Iya cara Jerman dan beberapa negeri lain begitu 👍
Eko Echo (bukan Eco) ini kakehan komplin. Mbok sudah kayak saya : jika ada kawan share tautan, yang ketika diklik ternyata tautan berbayar, harus login (semisal tautan kompas.id😁) hambok langsung ditutup lagi. Gitu saja kok repot to kooooo ko!
Era media digital memang bikin gamang dan gagap, bukan hanya bagi konsumen media tapi juga penerbit.
Orang terdidik gak sedikit yang ogah klik tautan berita di medsos, bagi merek screenshot cukup, padahal ini rentan hoaks.
Teman saya, sarjana komunikasi, pernah jadi dosen, sampai hari ini berprinsip apapun yang ada di internet harus gratis. Ya tulisan, foto, video, bahkan beli rekaman bajakan pun dia suka selalu doyan beli CD asli. Tapi kalau buku bajakan kayaknya nggak, mungkin karena dia kutu buku dan pernah bikin buku.
Penerbit media hidup dalam alam baca macam itu. Tentu ada sekian model pendekatan dalam pendanaan, tapi belum ada yang katakanlah ideal.
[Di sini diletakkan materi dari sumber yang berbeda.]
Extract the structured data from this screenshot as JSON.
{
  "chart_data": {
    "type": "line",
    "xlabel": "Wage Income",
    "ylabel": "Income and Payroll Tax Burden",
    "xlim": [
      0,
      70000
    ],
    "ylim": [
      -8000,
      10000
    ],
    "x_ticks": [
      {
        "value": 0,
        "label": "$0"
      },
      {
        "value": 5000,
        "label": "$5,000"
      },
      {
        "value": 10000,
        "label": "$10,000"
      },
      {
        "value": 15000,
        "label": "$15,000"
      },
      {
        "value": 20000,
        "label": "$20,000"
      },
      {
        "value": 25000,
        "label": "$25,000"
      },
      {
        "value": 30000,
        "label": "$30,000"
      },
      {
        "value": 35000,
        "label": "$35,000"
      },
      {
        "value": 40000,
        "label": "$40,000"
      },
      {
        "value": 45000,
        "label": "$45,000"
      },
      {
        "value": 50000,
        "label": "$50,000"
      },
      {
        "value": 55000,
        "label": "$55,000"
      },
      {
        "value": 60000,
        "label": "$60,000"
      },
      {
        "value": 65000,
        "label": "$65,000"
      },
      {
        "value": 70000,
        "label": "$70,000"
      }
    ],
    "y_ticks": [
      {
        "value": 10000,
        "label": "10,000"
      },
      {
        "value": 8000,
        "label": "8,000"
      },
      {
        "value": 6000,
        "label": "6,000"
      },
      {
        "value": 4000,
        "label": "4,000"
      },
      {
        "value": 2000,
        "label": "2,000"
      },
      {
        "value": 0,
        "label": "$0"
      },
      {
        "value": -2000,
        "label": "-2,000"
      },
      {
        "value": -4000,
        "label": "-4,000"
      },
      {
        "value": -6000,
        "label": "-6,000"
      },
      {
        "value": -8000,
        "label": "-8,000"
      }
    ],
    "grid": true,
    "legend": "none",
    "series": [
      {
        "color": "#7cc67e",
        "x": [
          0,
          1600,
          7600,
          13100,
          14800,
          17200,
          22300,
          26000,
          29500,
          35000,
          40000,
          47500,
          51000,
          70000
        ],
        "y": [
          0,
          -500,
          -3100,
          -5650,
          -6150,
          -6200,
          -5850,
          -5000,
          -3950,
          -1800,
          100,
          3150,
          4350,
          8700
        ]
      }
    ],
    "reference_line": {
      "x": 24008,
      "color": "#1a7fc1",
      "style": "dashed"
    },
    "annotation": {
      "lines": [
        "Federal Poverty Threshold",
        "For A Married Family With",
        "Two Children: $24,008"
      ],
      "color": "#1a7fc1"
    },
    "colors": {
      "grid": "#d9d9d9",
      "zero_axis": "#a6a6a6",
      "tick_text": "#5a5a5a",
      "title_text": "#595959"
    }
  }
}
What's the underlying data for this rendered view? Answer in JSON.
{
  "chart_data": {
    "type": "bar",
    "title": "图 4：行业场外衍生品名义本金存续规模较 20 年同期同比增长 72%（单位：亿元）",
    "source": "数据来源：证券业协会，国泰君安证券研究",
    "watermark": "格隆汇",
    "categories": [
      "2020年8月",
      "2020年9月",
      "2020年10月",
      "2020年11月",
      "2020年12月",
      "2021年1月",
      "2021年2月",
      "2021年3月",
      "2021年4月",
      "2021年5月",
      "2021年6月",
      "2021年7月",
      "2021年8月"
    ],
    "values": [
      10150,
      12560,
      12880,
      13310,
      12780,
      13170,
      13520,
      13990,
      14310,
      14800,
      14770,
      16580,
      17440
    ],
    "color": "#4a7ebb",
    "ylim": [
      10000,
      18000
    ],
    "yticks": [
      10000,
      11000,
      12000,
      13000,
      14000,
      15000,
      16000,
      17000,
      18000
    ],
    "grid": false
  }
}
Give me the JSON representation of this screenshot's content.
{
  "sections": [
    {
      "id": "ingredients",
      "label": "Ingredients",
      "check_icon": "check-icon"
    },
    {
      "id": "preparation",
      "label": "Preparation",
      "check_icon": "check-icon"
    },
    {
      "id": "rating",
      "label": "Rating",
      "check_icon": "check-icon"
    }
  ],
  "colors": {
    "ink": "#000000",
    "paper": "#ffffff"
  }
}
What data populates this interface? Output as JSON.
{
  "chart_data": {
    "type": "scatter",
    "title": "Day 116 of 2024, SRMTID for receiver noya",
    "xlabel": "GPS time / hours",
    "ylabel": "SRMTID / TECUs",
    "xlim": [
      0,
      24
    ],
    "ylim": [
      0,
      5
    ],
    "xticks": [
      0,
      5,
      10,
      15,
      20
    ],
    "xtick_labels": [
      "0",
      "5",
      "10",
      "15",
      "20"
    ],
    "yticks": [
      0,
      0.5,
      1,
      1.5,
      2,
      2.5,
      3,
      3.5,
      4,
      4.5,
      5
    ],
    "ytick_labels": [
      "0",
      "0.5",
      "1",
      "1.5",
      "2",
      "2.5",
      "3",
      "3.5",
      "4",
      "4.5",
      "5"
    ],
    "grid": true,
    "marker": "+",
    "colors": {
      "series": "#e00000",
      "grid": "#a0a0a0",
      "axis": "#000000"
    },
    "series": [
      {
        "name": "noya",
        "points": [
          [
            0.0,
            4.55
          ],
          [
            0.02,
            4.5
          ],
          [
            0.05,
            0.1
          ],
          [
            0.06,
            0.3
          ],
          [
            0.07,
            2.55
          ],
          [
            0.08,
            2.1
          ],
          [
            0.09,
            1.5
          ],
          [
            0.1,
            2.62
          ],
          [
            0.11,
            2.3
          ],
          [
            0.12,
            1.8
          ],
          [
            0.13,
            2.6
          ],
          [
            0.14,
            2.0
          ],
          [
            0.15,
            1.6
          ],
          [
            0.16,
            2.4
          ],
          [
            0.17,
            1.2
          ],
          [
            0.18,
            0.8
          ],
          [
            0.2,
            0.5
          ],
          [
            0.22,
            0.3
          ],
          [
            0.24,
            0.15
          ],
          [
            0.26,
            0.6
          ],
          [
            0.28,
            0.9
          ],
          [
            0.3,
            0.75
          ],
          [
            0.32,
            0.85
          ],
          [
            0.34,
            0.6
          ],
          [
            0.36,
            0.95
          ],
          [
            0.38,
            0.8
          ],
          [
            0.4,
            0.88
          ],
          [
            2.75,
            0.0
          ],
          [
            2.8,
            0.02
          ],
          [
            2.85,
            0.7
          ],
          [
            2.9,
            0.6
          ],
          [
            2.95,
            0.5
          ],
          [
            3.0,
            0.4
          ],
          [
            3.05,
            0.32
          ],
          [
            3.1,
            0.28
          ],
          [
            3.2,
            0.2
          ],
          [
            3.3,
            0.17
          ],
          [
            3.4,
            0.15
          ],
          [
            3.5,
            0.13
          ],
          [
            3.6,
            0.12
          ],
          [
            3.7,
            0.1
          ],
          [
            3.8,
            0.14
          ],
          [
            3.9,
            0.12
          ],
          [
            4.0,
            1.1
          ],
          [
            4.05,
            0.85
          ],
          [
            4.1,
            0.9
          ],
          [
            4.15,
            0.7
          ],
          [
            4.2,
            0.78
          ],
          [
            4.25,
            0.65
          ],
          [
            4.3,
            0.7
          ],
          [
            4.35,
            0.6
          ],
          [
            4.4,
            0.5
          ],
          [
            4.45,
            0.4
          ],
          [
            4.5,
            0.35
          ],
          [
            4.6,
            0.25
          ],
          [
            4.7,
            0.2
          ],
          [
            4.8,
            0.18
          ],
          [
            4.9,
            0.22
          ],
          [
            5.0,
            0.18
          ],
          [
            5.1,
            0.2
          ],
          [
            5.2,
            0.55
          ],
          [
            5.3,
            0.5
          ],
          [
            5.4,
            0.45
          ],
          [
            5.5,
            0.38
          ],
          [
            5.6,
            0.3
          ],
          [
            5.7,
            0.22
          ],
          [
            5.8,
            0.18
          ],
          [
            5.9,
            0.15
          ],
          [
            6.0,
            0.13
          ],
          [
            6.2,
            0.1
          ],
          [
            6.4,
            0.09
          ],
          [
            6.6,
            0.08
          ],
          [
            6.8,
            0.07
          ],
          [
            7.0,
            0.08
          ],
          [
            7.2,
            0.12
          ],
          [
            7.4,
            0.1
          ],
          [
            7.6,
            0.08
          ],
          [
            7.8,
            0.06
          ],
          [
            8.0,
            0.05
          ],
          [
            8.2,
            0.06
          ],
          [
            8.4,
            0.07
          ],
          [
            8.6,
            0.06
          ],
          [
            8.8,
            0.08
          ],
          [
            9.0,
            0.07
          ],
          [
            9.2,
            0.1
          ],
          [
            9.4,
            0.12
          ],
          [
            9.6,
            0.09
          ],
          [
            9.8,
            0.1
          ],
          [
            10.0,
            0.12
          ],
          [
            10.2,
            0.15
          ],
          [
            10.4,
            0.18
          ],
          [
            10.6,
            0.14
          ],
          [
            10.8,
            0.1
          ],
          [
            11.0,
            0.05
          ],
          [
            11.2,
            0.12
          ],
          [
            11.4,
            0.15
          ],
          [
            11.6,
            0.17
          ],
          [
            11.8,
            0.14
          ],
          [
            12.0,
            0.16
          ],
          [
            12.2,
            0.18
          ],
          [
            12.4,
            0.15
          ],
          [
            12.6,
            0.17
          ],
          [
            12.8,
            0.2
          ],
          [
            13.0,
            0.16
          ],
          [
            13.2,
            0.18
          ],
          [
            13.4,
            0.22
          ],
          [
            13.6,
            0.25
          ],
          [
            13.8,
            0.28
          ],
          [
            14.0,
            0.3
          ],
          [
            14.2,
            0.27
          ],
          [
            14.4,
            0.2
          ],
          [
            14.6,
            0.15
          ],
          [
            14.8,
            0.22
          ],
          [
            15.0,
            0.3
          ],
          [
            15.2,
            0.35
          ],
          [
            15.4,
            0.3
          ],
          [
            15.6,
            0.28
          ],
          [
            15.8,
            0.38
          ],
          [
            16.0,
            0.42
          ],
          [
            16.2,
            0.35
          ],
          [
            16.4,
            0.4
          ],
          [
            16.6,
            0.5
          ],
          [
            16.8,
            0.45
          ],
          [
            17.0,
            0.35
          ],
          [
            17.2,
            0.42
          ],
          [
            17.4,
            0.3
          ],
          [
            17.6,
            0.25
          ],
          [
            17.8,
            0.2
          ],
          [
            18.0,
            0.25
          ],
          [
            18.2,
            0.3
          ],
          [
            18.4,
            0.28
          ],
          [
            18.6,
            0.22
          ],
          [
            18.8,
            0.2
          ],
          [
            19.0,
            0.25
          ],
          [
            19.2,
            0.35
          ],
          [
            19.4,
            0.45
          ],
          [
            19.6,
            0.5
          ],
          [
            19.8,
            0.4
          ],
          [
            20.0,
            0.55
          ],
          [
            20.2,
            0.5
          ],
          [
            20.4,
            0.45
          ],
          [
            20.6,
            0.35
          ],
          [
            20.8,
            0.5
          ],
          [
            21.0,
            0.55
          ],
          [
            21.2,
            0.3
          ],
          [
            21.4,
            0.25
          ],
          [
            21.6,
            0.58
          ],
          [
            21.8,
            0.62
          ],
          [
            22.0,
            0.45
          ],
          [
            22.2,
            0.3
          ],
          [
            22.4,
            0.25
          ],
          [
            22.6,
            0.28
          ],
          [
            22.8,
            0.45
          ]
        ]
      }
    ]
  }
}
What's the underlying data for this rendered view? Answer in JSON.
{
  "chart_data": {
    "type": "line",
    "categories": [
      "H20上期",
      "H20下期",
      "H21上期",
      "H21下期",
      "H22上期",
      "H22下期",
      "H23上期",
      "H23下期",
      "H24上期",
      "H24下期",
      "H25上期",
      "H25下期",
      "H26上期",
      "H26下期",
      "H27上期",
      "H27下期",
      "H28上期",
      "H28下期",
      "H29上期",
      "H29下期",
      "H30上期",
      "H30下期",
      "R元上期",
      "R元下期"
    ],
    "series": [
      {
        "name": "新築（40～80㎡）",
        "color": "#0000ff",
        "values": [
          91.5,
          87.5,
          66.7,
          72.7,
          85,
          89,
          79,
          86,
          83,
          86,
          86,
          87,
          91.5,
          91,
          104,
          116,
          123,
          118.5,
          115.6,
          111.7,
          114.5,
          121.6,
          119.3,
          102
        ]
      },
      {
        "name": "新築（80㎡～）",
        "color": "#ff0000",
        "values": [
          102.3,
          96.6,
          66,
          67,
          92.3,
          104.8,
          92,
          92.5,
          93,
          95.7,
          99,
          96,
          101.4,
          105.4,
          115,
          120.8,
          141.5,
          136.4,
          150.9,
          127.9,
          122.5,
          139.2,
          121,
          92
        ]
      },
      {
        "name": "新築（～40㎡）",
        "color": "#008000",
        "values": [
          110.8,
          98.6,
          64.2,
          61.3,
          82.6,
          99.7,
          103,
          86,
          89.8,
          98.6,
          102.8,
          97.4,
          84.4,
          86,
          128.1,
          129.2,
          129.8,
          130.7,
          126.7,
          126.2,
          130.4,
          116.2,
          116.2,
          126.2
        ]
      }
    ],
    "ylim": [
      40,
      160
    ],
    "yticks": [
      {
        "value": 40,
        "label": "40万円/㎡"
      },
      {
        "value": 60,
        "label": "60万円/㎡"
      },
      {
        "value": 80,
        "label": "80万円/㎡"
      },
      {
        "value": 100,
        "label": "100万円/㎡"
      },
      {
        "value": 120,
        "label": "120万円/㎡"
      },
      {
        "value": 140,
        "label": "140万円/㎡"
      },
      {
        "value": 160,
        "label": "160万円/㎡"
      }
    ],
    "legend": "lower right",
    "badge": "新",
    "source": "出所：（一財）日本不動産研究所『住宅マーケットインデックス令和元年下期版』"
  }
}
Maka pembaca memasang ad blocker, lalu media membalasnya dengan pengingat. Pembaca tak mau kenyamanan mata terganggu, tapi maunya gratis tanpa iklan pengganggu.
Tentu media perlu dikritik, dari soal clickbait berlebihan, tulisan muter-muter yang dipecah jadi beberapa bagian demi trafik, sampai pengulangan artikel atas nama update.
🙏
Paragraf terakhir saya sangat sepajat, karena itu memang ndembik, menyebalkan.
Hanya, masalahnya, itu sudah jadi kredo — dan menular — di kalangan pengelola media daring (meski tidak semua). Misalnya, seingat saya dahulu kala Kompas online tidak pakai itu tapi kemudian tertular ilmu digital anggota keluarganya, Tribun.